What is the admissible range of sizes or scales for double slit experiments?

Question

Sometimes, the slits are in the range of nanometers, but I often bump into comments saying you can try this at home with lasers and polarized glass. Recently, I even found clearly macroscopic pictures (eg. a bedromm wall) showing interferences of sunlight with itself.

So I wonder if macroscopic interferences are just analogous to the particle-level ones, or if, on the contrary, they have the very same causes and nature.

As I recently learnt (thanks to @anna v), light rays are emerging from the electromagnetic field, which itself comes from the superposition of a lot of photons' wavefunctions. Therefore, one could suppose that the answer to the question is : what you see at the macroscopic level (including sun light and lasers) comes from the electromagnetic field, not from the photon's wave function.

The problem is that you may observe a wave collapse (interferences disappearing) with the laser by neutralizing polarisation with a third polarized glass, which seems to indicate a typically quantum behaviour...??? I'm puzzled.

Answer 1

The short answer is it depends.

Questions you have to ask yourself:

• What is your detector system's resolution?

• What wavelength are you going to use?

• How far can you project?

All of these things affect the slit separation that you can tolerate.

---

As an experimentor I find that there is a basic skill that is badly under-taught: letting the theory tell you how to design your experiment.

Taking the case of normal incidence on the slit plane for simplicity, the angle at which with $n$th bright fringe appears is given by $$ \sin \theta_n = \frac{n \lambda}{d} \;,$$ and if we project over a distant $l$, the linear distance from the central maximum is \begin{align} \Delta x_n &= l \tan \theta_n \\ &\approx l \frac{n \lambda}{d} \;. \tag{small angle approx.} \end{align}

To design a working experiment or demonstration you have to ensure that $\Delta x$ is reasonable for the detector system you are using.

Case study: classroom demonstration.

You're going to have students peering at the pattern with the Mark I Eyeball from meters away. A separation of a few centimeters is mandatory and tens of centimeters is better. Say, $\Delta x_1 = 0.1\,\mathrm{m}$

You are also going to be using a visible wavelength to support those eyeballs. Use $\lambda = 500\,\mathrm{nm}$ until you know what laser you actually have.

And finally you're going to be projecting over a few meters at most. Choose $l = 4\,\mathrm{m}$ as easibly achievable in most classrooms (ten meters is not unreasonable in some spaces, but there aren't many rooms where you could use thirty meters).

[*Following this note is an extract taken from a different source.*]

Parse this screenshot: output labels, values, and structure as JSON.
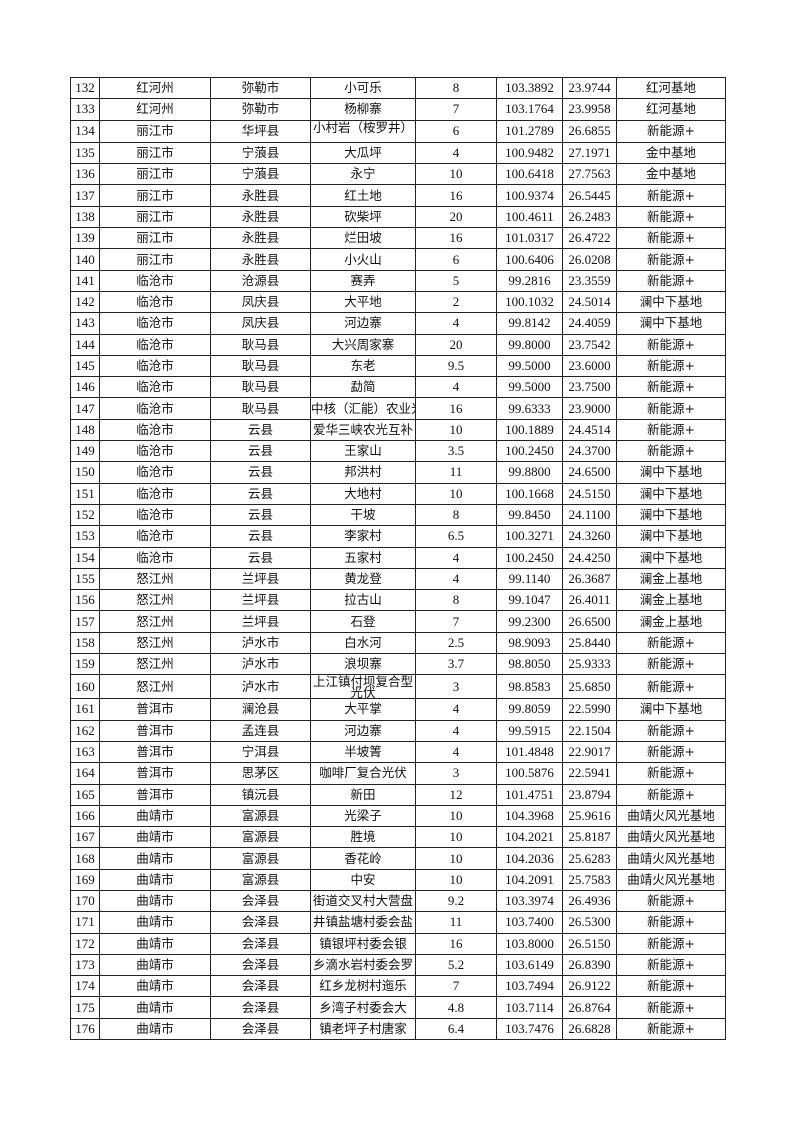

And now the math gives you the answer. For the parameters of my classroom demo, you end up with $$ d = l \frac{\lambda}{\Delta x} = 2 \times 10^{-5}\,\mathrm{m} $$ or a line density of 50 lines per mm. That a bit more than is achievable with a laser printer, but much lower density than even cheap plastic diffraction gratings.

Answer 2

The answer of dmckee is excellent for working out how big your slits need to be.

On you second part, by "quantic" I assume you mean quantum. The existence of double-slit interference does not in any way prove that anything quantum is going on at all. Classical waves undergo double-slit interference. (It is common to do a classroom demonstration with waves on a tub of water.)

The double-slit interference experiment by Young was actually originally done with sunlight. (Young did not have access to a laser as it would not be invented for hundreds more years).

Including orthogonal polarisers over the two slits would kill the interference, but the connection between the polarisers and quantum wavefuntion collapse is not perfect. Ideally you would place a non-demolition single photon detector at either slit to detect the photons and destroy the interference this way. (Although if you manage this you should send a paper summarizing it to a good journal - it is exactly the kind of experiment that is currently very cutting edge.)